For Christopher Unborn (1987) – a rattle-bag of modernist and post-modernist devices – he pillaged his own novels, Conrad, Quixote, Kafka and those Mexican boy-wonder writers of the late 1960s who had made rock lyrics, street slang and slum life part of Mexico's literary tradition. "Art is made out of communication not isolation," he said. "Not purity, not originality. I refute the concept of originality in literature."

Of the novel's setting he said: "I hope my writing about the death of Mexico City in Christopher Unborn is exorcism, not prophecy. In my time I have seen the death of several Mexico Cities. I still have a great nostalgia for a city where the air is clear."

He was 60 in 1988 and celebrated with Myself with Others, a selection of essays that showed the range of his interests: Cervantes, Diderot, Gogol, Buñuel, Borges, Kundera and 20th century politics. Octavio Paz, a friend since they had met in Paris in 1950, had a different birthday present. His magazine Vuelta printed a vicious attack on Fuentes's work. The two men never spoke again.

Fuentes's appetite for writing got bigger once he reached 60. "Writing is absolutely my human condition. I must write. I have learned to write anywhere – in an aeroplane, a hotel room, a bus – a Mexican bus full of bananas. I don't care." He would write from 8am to 1pm, "then the rest of the time is free for other things – reading, politics, making love."

The 1990s started with a flurry of publications: Constancia: and Other Stories for Virgins (1990); The Campaign (1991), the first of a planned trilogy spanning the 100 years between the 1810 Year of Revolution and the 1910 Mexican Revolution; and The Buried Mirror (1991), a wide-ranging account of Hispanic culture.
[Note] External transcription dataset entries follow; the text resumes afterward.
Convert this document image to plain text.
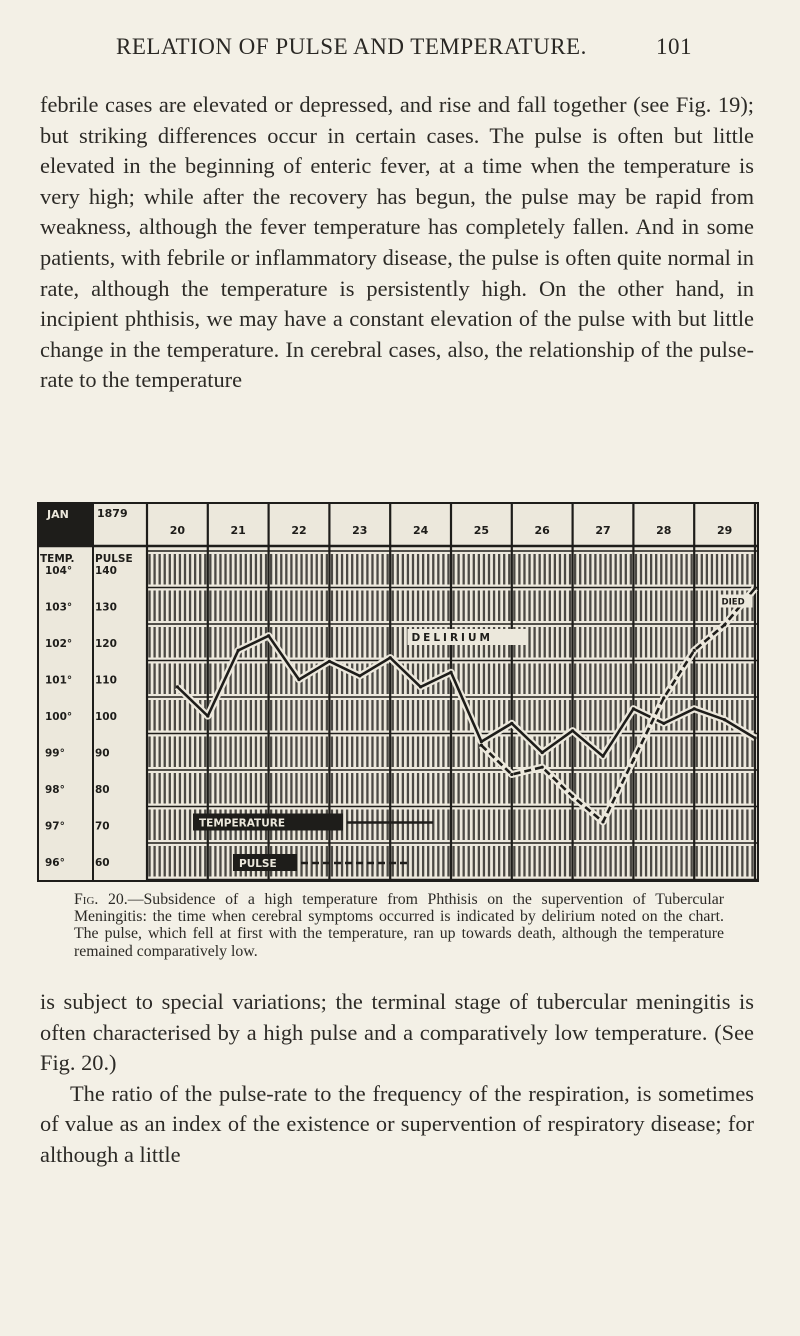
RELATION OF PULSE AND TEMPERATURE.	101

febrile cases are elevated or depressed, and rise and fall together (see Fig. 19); but striking differences occur in certain cases. The pulse is often but little elevated in the beginning of enteric fever, at a time when the temperature is very high; while after the recovery has begun, the pulse may be rapid from weakness, although the fever temperature has completely fallen. And in some patients, with febrile or inflammatory disease, the pulse is often quite normal in rate, although the temperature is persistently high. On the other hand, in incipient phthisis, we may have a constant elevation of the pulse with but little change in the temperature. In cerebral cases, also, the relationship of the pulse-rate to the temperature

JAN	1879
20	21	22	23	24	25	26	27	28	29
TEMP. PULSE
104° 140
103° 130
102° 120
101° 110
100° 100
99°	90
98°	80
97°	70
96°	60
TEMPERATURE
PULSE
DELIRIUM
DIED

Fig. 20.—Subsidence of a high temperature from Phthisis on the supervention of Tubercular Meningitis: the time when cerebral symptoms occurred is indicated by delirium noted on the chart. The pulse, which fell at first with the temperature, ran up towards death, although the temperature remained comparatively low.

is subject to special variations; the terminal stage of tubercular meningitis is often characterised by a high pulse and a comparatively low temperature. (See Fig. 20.)

The ratio of the pulse-rate to the frequency of the respiration, is sometimes of value as an index of the existence or supervention of respiratory disease; for although a little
The latter accompanied a BBC TV series Fuentes wrote and presented. He bought a flat in London and thereafter he and his wife split their time between Mexico City and London. His son Carlos had grown up to be an accomplished artist and poet. However, in 1994 illness rendered him almost blind and deaf, and he died in 1999.

The same year, Fuentes received a lot of media coverage for Diana: The Goddess Who Hunts Alone, a thinly fictionalised account of his affair with Jean Seberg. Typically, its publication coincided with A New Time For Mexico, a reflection on the governing of Mexico and the problems the nation faced. In 1995 The Crystal Frontier was a pared-down novel in nine stories about Latinos crossing the Rio Grande. In the same year he wrote an illuminating introduction to the diaries of Frida Kahlo.
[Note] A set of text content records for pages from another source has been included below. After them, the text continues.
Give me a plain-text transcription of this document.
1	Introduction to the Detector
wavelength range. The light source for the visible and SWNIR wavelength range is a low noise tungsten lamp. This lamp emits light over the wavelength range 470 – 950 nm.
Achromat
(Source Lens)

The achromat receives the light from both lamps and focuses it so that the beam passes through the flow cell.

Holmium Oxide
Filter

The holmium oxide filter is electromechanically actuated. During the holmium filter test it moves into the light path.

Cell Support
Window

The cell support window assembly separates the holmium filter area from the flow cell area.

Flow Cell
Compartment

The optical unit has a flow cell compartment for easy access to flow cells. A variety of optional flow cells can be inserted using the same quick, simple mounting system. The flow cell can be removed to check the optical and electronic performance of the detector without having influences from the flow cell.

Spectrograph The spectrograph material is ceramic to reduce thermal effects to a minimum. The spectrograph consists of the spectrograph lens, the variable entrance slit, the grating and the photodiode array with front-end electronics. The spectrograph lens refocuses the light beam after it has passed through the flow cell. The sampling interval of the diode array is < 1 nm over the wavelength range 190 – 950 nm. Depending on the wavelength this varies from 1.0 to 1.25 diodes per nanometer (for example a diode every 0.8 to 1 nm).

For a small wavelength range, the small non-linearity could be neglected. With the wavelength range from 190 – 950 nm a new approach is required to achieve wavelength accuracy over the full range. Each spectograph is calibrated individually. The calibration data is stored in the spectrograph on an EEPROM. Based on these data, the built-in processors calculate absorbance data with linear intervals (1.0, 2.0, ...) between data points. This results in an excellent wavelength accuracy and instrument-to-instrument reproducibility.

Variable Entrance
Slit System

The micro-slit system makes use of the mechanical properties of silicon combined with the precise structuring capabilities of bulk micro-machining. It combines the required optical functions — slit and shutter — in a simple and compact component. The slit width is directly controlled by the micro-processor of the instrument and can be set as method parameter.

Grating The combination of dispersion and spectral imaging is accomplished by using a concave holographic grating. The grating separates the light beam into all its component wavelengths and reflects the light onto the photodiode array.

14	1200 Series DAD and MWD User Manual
As he approached 70 he embarked on a novel as ambitious as Terra Nostra. The Years With Laura Diaz was a "counterpoint" to The Death of Artemio Cruz. "I always felt a little worm inside me: Now you need to write a novel with a woman protagonist." He also wanted to write about his grandmothers, his poet uncle and his own son. Writing about his son was "an act of exorcism".

"Every book is an act of exorcism, in the hope that what I write about doesn't come to pass," he said. But exorcism can turn to prophecy. "All the evils of Mexico City I tried to exorcise in Christopher Unborn came true with a bonus: pollution, crime, corruption."
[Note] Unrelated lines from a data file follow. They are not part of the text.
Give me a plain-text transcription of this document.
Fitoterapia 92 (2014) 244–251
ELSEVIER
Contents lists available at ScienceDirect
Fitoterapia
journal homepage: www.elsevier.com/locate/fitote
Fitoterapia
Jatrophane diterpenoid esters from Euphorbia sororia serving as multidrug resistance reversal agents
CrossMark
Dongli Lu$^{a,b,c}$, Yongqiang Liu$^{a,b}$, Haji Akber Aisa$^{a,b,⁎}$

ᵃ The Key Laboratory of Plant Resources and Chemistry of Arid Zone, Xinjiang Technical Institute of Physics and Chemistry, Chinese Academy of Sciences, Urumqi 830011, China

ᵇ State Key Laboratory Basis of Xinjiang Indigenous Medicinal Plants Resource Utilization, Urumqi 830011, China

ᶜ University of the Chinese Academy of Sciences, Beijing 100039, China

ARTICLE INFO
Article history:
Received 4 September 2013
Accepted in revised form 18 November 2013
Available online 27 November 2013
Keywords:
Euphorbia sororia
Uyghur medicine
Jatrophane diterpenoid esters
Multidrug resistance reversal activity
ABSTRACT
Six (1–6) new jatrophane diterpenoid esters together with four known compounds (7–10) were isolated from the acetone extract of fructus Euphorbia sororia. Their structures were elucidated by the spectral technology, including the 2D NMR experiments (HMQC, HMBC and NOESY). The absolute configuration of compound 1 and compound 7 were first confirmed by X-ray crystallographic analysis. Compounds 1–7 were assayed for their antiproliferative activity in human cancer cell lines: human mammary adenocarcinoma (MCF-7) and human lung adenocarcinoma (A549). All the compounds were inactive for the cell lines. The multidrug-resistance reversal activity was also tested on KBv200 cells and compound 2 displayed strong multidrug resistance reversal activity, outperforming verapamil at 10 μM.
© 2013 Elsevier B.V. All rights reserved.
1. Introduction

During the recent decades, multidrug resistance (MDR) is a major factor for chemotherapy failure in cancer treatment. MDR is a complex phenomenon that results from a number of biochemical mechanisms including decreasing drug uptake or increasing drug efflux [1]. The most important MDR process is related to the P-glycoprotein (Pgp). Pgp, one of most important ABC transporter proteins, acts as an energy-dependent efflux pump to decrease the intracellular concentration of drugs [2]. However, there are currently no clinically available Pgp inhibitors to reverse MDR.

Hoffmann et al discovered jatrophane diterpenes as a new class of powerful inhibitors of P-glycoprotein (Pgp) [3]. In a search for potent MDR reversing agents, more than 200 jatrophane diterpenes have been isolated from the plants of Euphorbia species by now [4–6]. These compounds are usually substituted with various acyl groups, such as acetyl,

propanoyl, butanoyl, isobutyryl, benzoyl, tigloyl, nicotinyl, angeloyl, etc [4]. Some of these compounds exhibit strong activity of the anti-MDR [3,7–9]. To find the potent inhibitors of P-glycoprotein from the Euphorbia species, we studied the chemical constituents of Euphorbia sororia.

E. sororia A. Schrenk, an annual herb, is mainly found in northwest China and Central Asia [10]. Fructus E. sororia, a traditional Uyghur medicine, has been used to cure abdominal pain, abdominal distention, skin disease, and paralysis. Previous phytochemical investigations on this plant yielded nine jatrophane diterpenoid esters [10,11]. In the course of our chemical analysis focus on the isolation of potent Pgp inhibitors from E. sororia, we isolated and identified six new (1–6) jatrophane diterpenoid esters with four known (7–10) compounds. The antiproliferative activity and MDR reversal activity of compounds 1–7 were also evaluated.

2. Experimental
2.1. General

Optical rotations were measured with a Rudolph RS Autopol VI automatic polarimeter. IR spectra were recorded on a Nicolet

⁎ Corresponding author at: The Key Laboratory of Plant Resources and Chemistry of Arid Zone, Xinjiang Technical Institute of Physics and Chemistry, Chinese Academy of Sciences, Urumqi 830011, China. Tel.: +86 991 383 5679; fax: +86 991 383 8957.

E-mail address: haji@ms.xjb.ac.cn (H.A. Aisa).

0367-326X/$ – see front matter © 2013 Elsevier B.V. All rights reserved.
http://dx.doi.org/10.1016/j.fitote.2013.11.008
Increasingly, his work was inspired by his memories. "When I reached 60, the Proustian worm started tickling my belly." His 16th novel, Inez, came from that "marvellous year" in Buenos Aires in 1944 when, in addition to women and Borges, he had discovered opera.

In the new millennium the books kept flowing. In This I Believe was written in the form of a dictionary. The Eagle's Throne (2003), overtly political, was suggested by a conversation with Bill Clinton and allowed Fuentes, always interested in literary form, to write an epistolary novel.

Fuentes was weighed down with prizes, awards and honorary degrees. They included the Cervantes Prize, the Mexican National Award for Literature and the Legion d'Honneur. His passion for writing never diminished, though his reasons might have changed: "You start by writing so as to live and you end up by writing so as not to die."

Carlos Fuentes, writer and diplomat: born Panama City 11 November 1928; married 1957 (marriage dissolved; one daughter), 1973 Sylvia Lemus (one son deceased, one daughter deceased); died Mexico City 15 May 2012.